The Unattainable Fantasy of “One True Feminism” and A Thousand Feminisms
I define feminism as every attempt to track and shake the dichotomous order that is deeply affecting all our perspectives and thoughts; from perception, language, and knowledge, and acknowledgement of the problem of the society that classifies human as “female” and “male”, based on the dichotomous “sex” and to the social norms that this classification has produced. And, therefore, as people who live in a society in which everyone wonders what gender you are before you are even born and defines you and what rules you should follow based on your gender, everyone has the qualifications and the right to be feminists. Moreover, I agree with the argument that a thousand feminists create a thousand feminisms based on the idea that the social order and the multi-layered aspects of oneself are bound to clash constantly, because everyone has complicated identities that cannot be defined by a single word.
Finally, suppose you have a definition of your own of “one true feminism” and you want to criticize the present feminism, but that is why you are having a hard time declaring yourself as a feminist.

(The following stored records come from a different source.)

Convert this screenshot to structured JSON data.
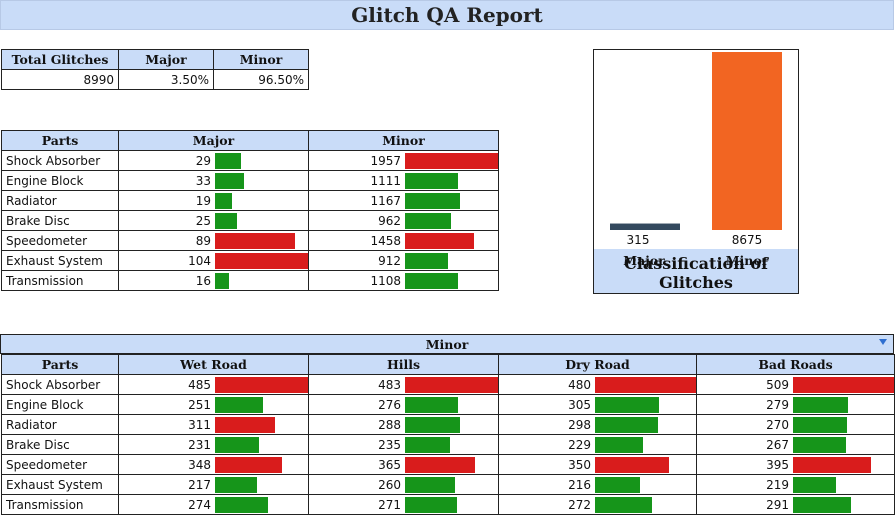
{
  "title": "Glitch QA Report",
  "summary": {
    "headers": [
      "Total Glitches",
      "Major",
      "Minor"
    ],
    "values": [
      "8990",
      "3.50%",
      "96.50%"
    ]
  },
  "colors": {
    "red": "#d91c1c",
    "green": "#16951a",
    "header_bg": "#c9dcf8",
    "orange": "#f26522",
    "navy": "#34495e"
  },
  "parts_table": {
    "headers": [
      "Parts",
      "Major",
      "Minor"
    ],
    "rows": [
      {
        "part": "Shock Absorber",
        "major": 29,
        "major_color": "green",
        "minor": 1957,
        "minor_color": "red"
      },
      {
        "part": "Engine Block",
        "major": 33,
        "major_color": "green",
        "minor": 1111,
        "minor_color": "green"
      },
      {
        "part": "Radiator",
        "major": 19,
        "major_color": "green",
        "minor": 1167,
        "minor_color": "green"
      },
      {
        "part": "Brake Disc",
        "major": 25,
        "major_color": "green",
        "minor": 962,
        "minor_color": "green"
      },
      {
        "part": "Speedometer",
        "major": 89,
        "major_color": "red",
        "minor": 1458,
        "minor_color": "red"
      },
      {
        "part": "Exhaust System",
        "major": 104,
        "major_color": "red",
        "minor": 912,
        "minor_color": "green"
      },
      {
        "part": "Transmission",
        "major": 16,
        "major_color": "green",
        "minor": 1108,
        "minor_color": "green"
      }
    ],
    "major_max": 104,
    "minor_max": 1957
  },
  "chart_data": {
    "type": "bar",
    "categories": [
      "Major",
      "Minor"
    ],
    "values": [
      315,
      8675
    ],
    "colors": [
      "#34495e",
      "#f26522"
    ],
    "title": "Classification of Glitches",
    "ylim": [
      0,
      8675
    ],
    "grid": false,
    "legend": "none"
  },
  "minor_section": {
    "label": "Minor",
    "headers": [
      "Parts",
      "Wet Road",
      "Hills",
      "Dry Road",
      "Bad Roads"
    ],
    "rows": [
      {
        "part": "Shock Absorber",
        "values": [
          485,
          483,
          480,
          509
        ],
        "colors": [
          "red",
          "red",
          "red",
          "red"
        ]
      },
      {
        "part": "Engine Block",
        "values": [
          251,
          276,
          305,
          279
        ],
        "colors": [
          "green",
          "green",
          "green",
          "green"
        ]
      },
      {
        "part": "Radiator",
        "values": [
          311,
          288,
          298,
          270
        ],
        "colors": [
          "red",
          "green",
          "green",
          "green"
        ]
      },
      {
        "part": "Brake Disc",
        "values": [
          231,
          235,
          229,
          267
        ],
        "colors": [
          "green",
          "green",
          "green",
          "green"
        ]
      },
      {
        "part": "Speedometer",
        "values": [
          348,
          365,
          350,
          395
        ],
        "colors": [
          "red",
          "red",
          "red",
          "red"
        ]
      },
      {
        "part": "Exhaust System",
        "values": [
          217,
          260,
          216,
          219
        ],
        "colors": [
          "green",
          "green",
          "green",
          "green"
        ]
      },
      {
        "part": "Transmission",
        "values": [
          274,
          271,
          272,
          291
        ],
        "colors": [
          "green",
          "green",
          "green",
          "green"
        ]
      }
    ],
    "col_max": [
      485,
      483,
      480,
      509
    ]
  }
}
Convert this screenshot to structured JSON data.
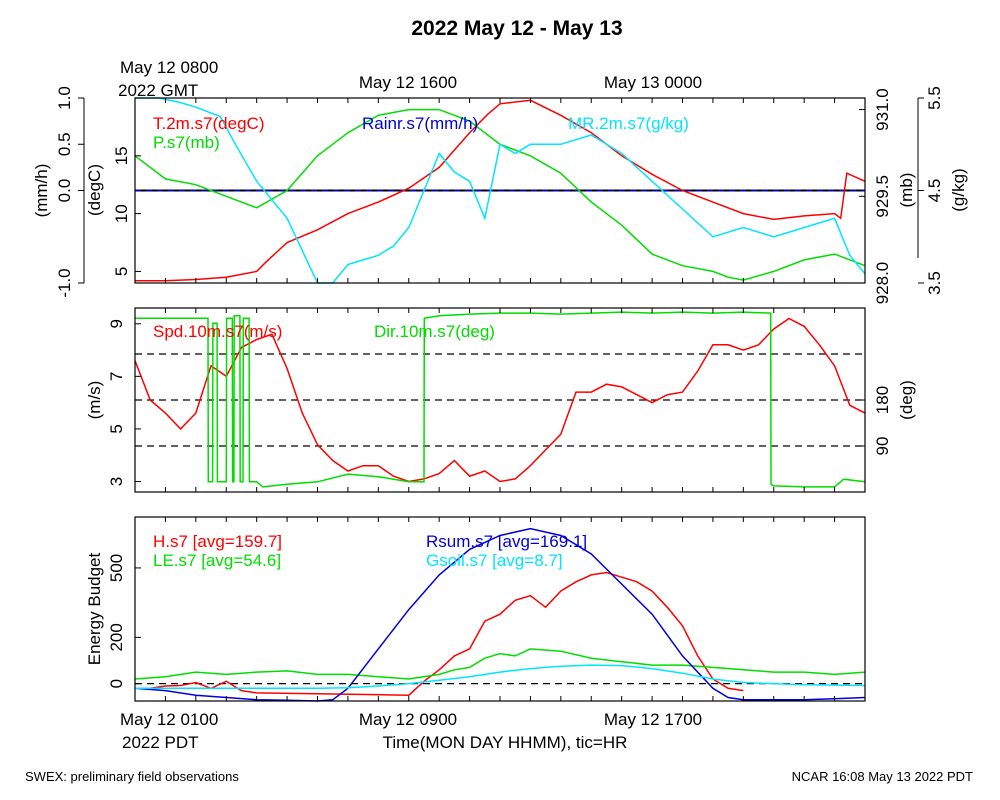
{
  "title": "2022 May 12 - May 13",
  "top_time_labels": {
    "first_line1": "May 12 0800",
    "first_line2": "2022 GMT",
    "second": "May 12 1600",
    "third": "May 13 0000"
  },
  "bottom_time_labels": {
    "first_line1": "May 12 0100",
    "first_line2": "2022 PDT",
    "second": "May 12 0900",
    "third": "May 12 1700"
  },
  "xlabel": "Time(MON DAY HHMM), tic=HR",
  "footer_left": "SWEX: preliminary field observations",
  "footer_right": "NCAR 16:08 May 13 2022 PDT",
  "colors": {
    "red": "#ff0000",
    "green": "#00dd00",
    "blue": "#0000dd",
    "cyan": "#00e5ff",
    "black": "#000000"
  },
  "chart_data": [
    {
      "type": "line",
      "panel": "top",
      "x_unit": "hours since May 12 0100 PDT",
      "xlim": [
        0,
        24
      ],
      "axes": {
        "rain": {
          "label": "(mm/h)",
          "ylim": [
            -1.0,
            1.0
          ],
          "ticks": [
            "-1.0",
            "0.0",
            "0.5",
            "1.0"
          ]
        },
        "temp": {
          "label": "(degC)",
          "ylim": [
            4,
            20
          ],
          "ticks": [
            "5",
            "10",
            "15"
          ]
        },
        "pres": {
          "label": "(mb)",
          "ylim": [
            928.0,
            931.2
          ],
          "ticks": [
            "928.0",
            "929.5",
            "931.0"
          ]
        },
        "mr": {
          "label": "(g/kg)",
          "ylim": [
            3.5,
            5.5
          ],
          "ticks": [
            "3.5",
            "4.5",
            "5.5"
          ]
        }
      },
      "series": [
        {
          "name": "T.2m.s7(degC)",
          "color": "red",
          "axis": "temp",
          "x": [
            0,
            1,
            2,
            3,
            4,
            4.3,
            5,
            6,
            7,
            8,
            9,
            10,
            11,
            11.6,
            12,
            13,
            14,
            15,
            16,
            17,
            18,
            19,
            20,
            21,
            22,
            23,
            23.2,
            23.4,
            24
          ],
          "y": [
            4.2,
            4.2,
            4.3,
            4.5,
            5,
            5.8,
            7.5,
            8.6,
            10,
            11,
            12.2,
            14,
            17,
            18.6,
            19.5,
            19.8,
            18.5,
            17,
            15,
            13.4,
            12,
            11,
            10,
            9.5,
            9.8,
            10,
            9.6,
            13.5,
            12.8
          ]
        },
        {
          "name": "P.s7(mb)",
          "color": "green",
          "axis": "pres",
          "x": [
            0,
            1,
            2,
            3,
            4,
            5,
            6,
            7,
            8,
            9,
            10,
            11,
            12,
            13,
            14,
            15,
            16,
            17,
            18,
            19,
            19.5,
            20,
            21,
            22,
            23,
            24
          ],
          "y": [
            930.2,
            929.8,
            929.7,
            929.5,
            929.3,
            929.6,
            930.2,
            930.6,
            930.9,
            931.0,
            931.0,
            930.8,
            930.4,
            930.2,
            929.9,
            929.4,
            929.0,
            928.5,
            928.3,
            928.2,
            928.1,
            928.05,
            928.2,
            928.4,
            928.5,
            928.3
          ]
        },
        {
          "name": "Rainr.s7(mm/h)",
          "color": "blue",
          "axis": "rain",
          "x": [
            0,
            24
          ],
          "y": [
            0,
            0
          ]
        },
        {
          "name": "MR.2m.s7(g/kg)",
          "color": "cyan",
          "axis": "mr",
          "x": [
            0,
            0.8,
            1.5,
            2,
            2.8,
            3.3,
            4,
            5,
            6,
            6.5,
            7,
            7.5,
            8,
            8.5,
            9,
            9.5,
            10,
            10.5,
            11,
            11.5,
            12,
            12.5,
            13,
            14,
            15,
            16,
            17,
            18,
            19,
            20,
            21,
            22,
            23,
            23.5,
            24
          ],
          "y": [
            5.5,
            5.5,
            5.45,
            5.4,
            5.3,
            5.0,
            4.6,
            4.2,
            3.5,
            3.5,
            3.7,
            3.75,
            3.8,
            3.9,
            4.1,
            4.5,
            4.9,
            4.7,
            4.6,
            4.2,
            5.0,
            4.9,
            5.0,
            5.0,
            5.1,
            4.9,
            4.6,
            4.3,
            4.0,
            4.1,
            4.0,
            4.1,
            4.2,
            3.8,
            3.6
          ]
        }
      ]
    },
    {
      "type": "line",
      "panel": "middle",
      "x_unit": "hours since May 12 0100 PDT",
      "xlim": [
        0,
        24
      ],
      "axes": {
        "spd": {
          "label": "(m/s)",
          "ylim": [
            2.6,
            9.6
          ],
          "ticks": [
            "3",
            "5",
            "7",
            "9"
          ]
        },
        "dir": {
          "label": "(deg)",
          "ylim": [
            0,
            360
          ],
          "ticks": [
            "90",
            "180"
          ]
        }
      },
      "reference_lines": {
        "dir_deg": [
          90,
          180,
          270
        ]
      },
      "series": [
        {
          "name": "Spd.10m.s7(m/s)",
          "color": "red",
          "axis": "spd",
          "x": [
            0,
            0.5,
            1,
            1.5,
            2,
            2.5,
            3,
            3.5,
            4,
            4.5,
            5,
            5.5,
            6,
            6.5,
            7,
            7.5,
            8,
            8.5,
            9,
            9.5,
            10,
            10.5,
            11,
            11.5,
            12,
            12.5,
            13,
            13.5,
            14,
            14.5,
            15,
            15.5,
            16,
            16.5,
            17,
            17.5,
            18,
            18.5,
            19,
            19.5,
            20,
            20.5,
            21,
            21.5,
            22,
            22.5,
            23,
            23.5,
            24
          ],
          "y": [
            7.6,
            6.1,
            5.6,
            5.0,
            5.6,
            7.4,
            7.0,
            8.1,
            8.4,
            8.6,
            7.3,
            5.6,
            4.4,
            3.8,
            3.4,
            3.6,
            3.6,
            3.2,
            3.0,
            3.1,
            3.3,
            3.8,
            3.2,
            3.4,
            3.0,
            3.1,
            3.6,
            4.2,
            4.8,
            6.4,
            6.4,
            6.7,
            6.6,
            6.3,
            6.0,
            6.3,
            6.4,
            7.2,
            8.2,
            8.2,
            8.0,
            8.2,
            8.8,
            9.2,
            8.9,
            8.2,
            7.4,
            5.9,
            5.6
          ]
        },
        {
          "name": "Dir.10m.s7(deg)",
          "color": "green",
          "axis": "dir",
          "x": [
            0,
            2.4,
            2.41,
            2.55,
            2.56,
            2.7,
            2.71,
            3,
            3.01,
            3.2,
            3.21,
            3.25,
            3.26,
            3.45,
            3.46,
            3.55,
            3.56,
            3.75,
            3.76,
            4,
            4.2,
            5,
            6,
            7,
            8,
            9,
            9.5,
            9.51,
            10,
            11,
            12,
            13,
            14,
            15,
            16,
            17,
            18,
            19,
            20,
            20.9,
            20.91,
            21,
            22,
            23,
            23.3,
            24
          ],
          "y": [
            340,
            340,
            20,
            20,
            330,
            330,
            20,
            20,
            340,
            340,
            20,
            20,
            345,
            345,
            20,
            20,
            340,
            340,
            20,
            20,
            10,
            15,
            20,
            35,
            30,
            20,
            20,
            340,
            345,
            348,
            350,
            350,
            348,
            350,
            352,
            350,
            352,
            350,
            352,
            350,
            15,
            12,
            10,
            10,
            25,
            20
          ]
        }
      ]
    },
    {
      "type": "line",
      "panel": "bottom",
      "x_unit": "hours since May 12 0100 PDT",
      "xlim": [
        0,
        24
      ],
      "ylabel": "Energy Budget",
      "ylim": [
        -75,
        720
      ],
      "yticks": [
        "0",
        "200",
        "500"
      ],
      "series": [
        {
          "name": "H.s7 [avg=159.7]",
          "color": "red",
          "x": [
            0.5,
            1,
            1.5,
            2,
            2.5,
            3,
            3.5,
            4,
            9,
            9.5,
            10,
            10.5,
            11,
            11.5,
            12,
            12.5,
            13,
            13.5,
            14,
            14.5,
            15,
            15.5,
            16,
            16.5,
            17,
            17.5,
            18,
            18.5,
            19,
            19.5,
            20
          ],
          "y": [
            -20,
            -10,
            -8,
            5,
            -20,
            10,
            -30,
            -40,
            -50,
            10,
            60,
            120,
            150,
            270,
            300,
            360,
            380,
            330,
            400,
            440,
            470,
            480,
            460,
            440,
            400,
            330,
            250,
            120,
            20,
            -20,
            -30
          ]
        },
        {
          "name": "LE.s7 [avg=54.6]",
          "color": "green",
          "x": [
            0,
            1,
            2,
            3,
            4,
            5,
            6,
            7,
            8,
            9,
            10,
            10.5,
            11,
            11.5,
            12,
            12.5,
            13,
            14,
            15,
            16,
            17,
            18,
            19,
            20,
            21,
            22,
            23,
            24
          ],
          "y": [
            20,
            30,
            50,
            40,
            50,
            55,
            40,
            40,
            30,
            20,
            40,
            60,
            70,
            110,
            130,
            120,
            150,
            140,
            110,
            95,
            80,
            80,
            70,
            60,
            50,
            50,
            40,
            50
          ]
        },
        {
          "name": "Rsum.s7 [avg=169.1]",
          "color": "blue",
          "x": [
            0,
            1,
            2,
            3,
            4,
            5,
            6,
            6.5,
            7,
            8,
            9,
            10,
            11,
            12,
            13,
            14,
            15,
            16,
            17,
            18,
            19,
            19.5,
            20,
            21,
            22,
            23,
            24
          ],
          "y": [
            -20,
            -30,
            -50,
            -60,
            -70,
            -72,
            -75,
            -70,
            -20,
            150,
            320,
            470,
            580,
            640,
            670,
            640,
            560,
            430,
            300,
            120,
            -20,
            -60,
            -70,
            -70,
            -70,
            -65,
            -60
          ]
        },
        {
          "name": "Gsoil.s7 [avg=8.7]",
          "color": "cyan",
          "x": [
            0,
            2,
            4,
            6,
            7,
            8,
            9,
            10,
            11,
            12,
            13,
            14,
            15,
            16,
            17,
            18,
            19,
            20,
            22,
            24
          ],
          "y": [
            -20,
            -20,
            -20,
            -20,
            -18,
            -10,
            0,
            15,
            30,
            50,
            65,
            75,
            80,
            78,
            65,
            45,
            20,
            5,
            -5,
            -8
          ]
        }
      ]
    }
  ]
}
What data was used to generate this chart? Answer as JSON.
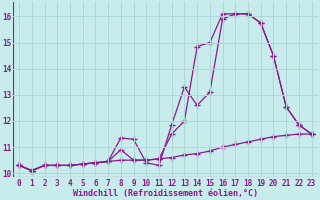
{
  "xlabel": "Windchill (Refroidissement éolien,°C)",
  "background_color": "#c8ecec",
  "grid_color": "#b0d8d8",
  "line_color": "#8b1a8b",
  "xlim": [
    -0.5,
    23.5
  ],
  "ylim": [
    9.85,
    16.55
  ],
  "yticks": [
    10,
    11,
    12,
    13,
    14,
    15,
    16
  ],
  "xticks": [
    0,
    1,
    2,
    3,
    4,
    5,
    6,
    7,
    8,
    9,
    10,
    11,
    12,
    13,
    14,
    15,
    16,
    17,
    18,
    19,
    20,
    21,
    22,
    23
  ],
  "series1_x": [
    0,
    1,
    2,
    3,
    4,
    5,
    6,
    7,
    8,
    9,
    10,
    11,
    12,
    13,
    14,
    15,
    16,
    17,
    18,
    19,
    20,
    21,
    22,
    23
  ],
  "series1_y": [
    10.3,
    10.1,
    10.3,
    10.3,
    10.3,
    10.35,
    10.4,
    10.45,
    11.35,
    11.3,
    10.4,
    10.3,
    11.85,
    13.3,
    12.6,
    13.1,
    15.9,
    16.1,
    16.1,
    15.75,
    14.5,
    12.55,
    11.85,
    11.5
  ],
  "series2_x": [
    0,
    1,
    2,
    3,
    4,
    5,
    6,
    7,
    8,
    9,
    10,
    11,
    12,
    13,
    14,
    15,
    16,
    17,
    18,
    19,
    20,
    21,
    22,
    23
  ],
  "series2_y": [
    10.3,
    10.1,
    10.3,
    10.3,
    10.3,
    10.35,
    10.4,
    10.45,
    10.5,
    10.5,
    10.5,
    10.55,
    10.6,
    10.7,
    10.75,
    10.85,
    11.0,
    11.1,
    11.2,
    11.3,
    11.4,
    11.45,
    11.5,
    11.5
  ],
  "series3_x": [
    0,
    1,
    2,
    3,
    4,
    5,
    6,
    7,
    8,
    9,
    10,
    11,
    12,
    13,
    14,
    15,
    16,
    17,
    18,
    19,
    20,
    21,
    22,
    23
  ],
  "series3_y": [
    10.3,
    10.1,
    10.3,
    10.3,
    10.3,
    10.35,
    10.4,
    10.45,
    10.9,
    10.5,
    10.5,
    10.55,
    11.5,
    12.0,
    14.85,
    15.0,
    16.1,
    16.1,
    16.1,
    15.75,
    14.5,
    12.55,
    11.85,
    11.5
  ],
  "tick_fontsize": 5.5,
  "xlabel_fontsize": 6.0
}
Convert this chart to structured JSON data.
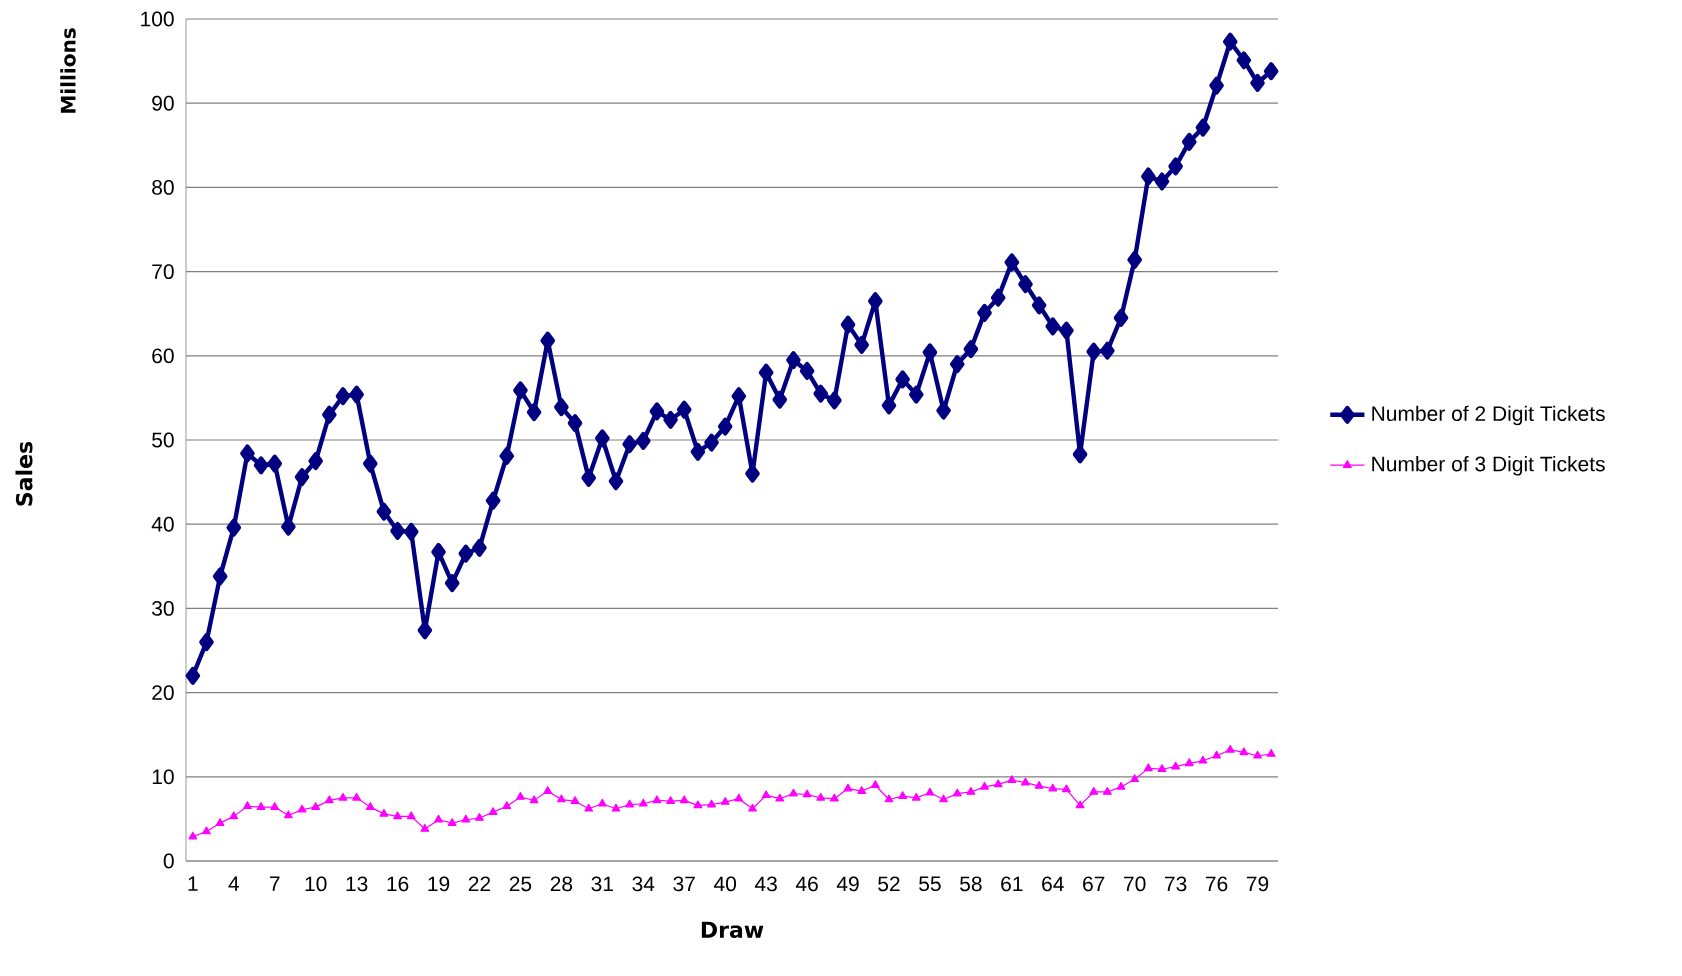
{
  "chart_data": {
    "type": "line",
    "xlabel": "Draw",
    "ylabel": "Sales",
    "annotations": [
      "Millions"
    ],
    "categories": [
      "1",
      null,
      null,
      "4",
      null,
      null,
      "7",
      null,
      null,
      "10",
      null,
      null,
      "13",
      null,
      null,
      "16",
      null,
      null,
      "19",
      null,
      null,
      "22",
      null,
      null,
      "25",
      null,
      null,
      "28",
      null,
      null,
      "31",
      null,
      null,
      "34",
      null,
      null,
      "37",
      null,
      null,
      "40",
      null,
      null,
      "43",
      null,
      null,
      "46",
      null,
      null,
      "49",
      null,
      null,
      "52",
      null,
      null,
      "55",
      null,
      null,
      "58",
      null,
      null,
      "61",
      null,
      null,
      "64",
      null,
      null,
      "67",
      null,
      null,
      "70",
      null,
      null,
      "73",
      null,
      null,
      "76",
      null,
      null,
      "79",
      null
    ],
    "series": [
      {
        "name": "Number of 2 Digit Tickets",
        "color": "#000080",
        "marker": "diamond",
        "values": [
          22,
          26,
          33.8,
          39.6,
          48.4,
          47,
          47.2,
          39.7,
          45.6,
          47.5,
          53,
          55.2,
          55.4,
          47.2,
          41.5,
          39.2,
          39.1,
          27.4,
          36.7,
          33,
          36.5,
          37.2,
          42.8,
          48.1,
          55.9,
          53.3,
          61.8,
          53.9,
          52,
          45.5,
          50.2,
          45.1,
          49.5,
          49.9,
          53.4,
          52.4,
          53.6,
          48.6,
          49.7,
          51.6,
          55.2,
          46,
          58,
          54.8,
          59.5,
          58.2,
          55.5,
          54.7,
          63.7,
          61.3,
          66.5,
          54.1,
          57.2,
          55.4,
          60.4,
          53.5,
          59,
          60.8,
          65.1,
          66.9,
          71.1,
          68.5,
          66,
          63.5,
          63,
          48.3,
          60.5,
          60.6,
          64.5,
          71.4,
          81.3,
          80.7,
          82.5,
          85.4,
          87.1,
          92.1,
          97.3,
          95.1,
          92.4,
          93.8
        ]
      },
      {
        "name": "Number of 3 Digit Tickets",
        "color": "#ff00ff",
        "marker": "triangle",
        "values": [
          2.9,
          3.5,
          4.5,
          5.3,
          6.5,
          6.4,
          6.4,
          5.4,
          6.1,
          6.4,
          7.2,
          7.5,
          7.5,
          6.4,
          5.6,
          5.3,
          5.3,
          3.8,
          4.9,
          4.5,
          4.9,
          5.1,
          5.8,
          6.5,
          7.6,
          7.2,
          8.3,
          7.3,
          7.1,
          6.2,
          6.8,
          6.2,
          6.7,
          6.8,
          7.2,
          7.1,
          7.2,
          6.6,
          6.7,
          7,
          7.4,
          6.2,
          7.8,
          7.4,
          8,
          7.9,
          7.5,
          7.4,
          8.6,
          8.3,
          9,
          7.3,
          7.7,
          7.5,
          8.1,
          7.3,
          8,
          8.2,
          8.8,
          9.1,
          9.6,
          9.3,
          8.9,
          8.6,
          8.5,
          6.6,
          8.2,
          8.2,
          8.8,
          9.7,
          11,
          10.9,
          11.2,
          11.6,
          11.9,
          12.5,
          13.2,
          12.9,
          12.5,
          12.7
        ]
      }
    ],
    "ylim": [
      0,
      100
    ],
    "yticks": [
      0,
      10,
      20,
      30,
      40,
      50,
      60,
      70,
      80,
      90,
      100
    ],
    "grid": "y",
    "legend": "right"
  }
}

You will be despondent by the fact that you cannot define “the present feminism” you want to criticize due to its complex nature, but there is no need to give up here. The feminism you wish to define will be one of the thousand feminisms that will constantly change. Using the phrase you want to add behind your “one true feminism”, you will be able to obtain the keyword explaining the feminism you aim to create. If the methods of the anti-suffragettes that emerged a century ago and the fear about feminism are a bigger issue to you, then you can converse with yourself to take a closer look at the things that scare you.


1)   Suffragists using 'legitimate' methods were reproduced as radical with their appearance, but, when a movement that adapted a more 'radical' method appeared, the term ‘suffragette’ was coined to classify them separately and add a meaning of ridicule.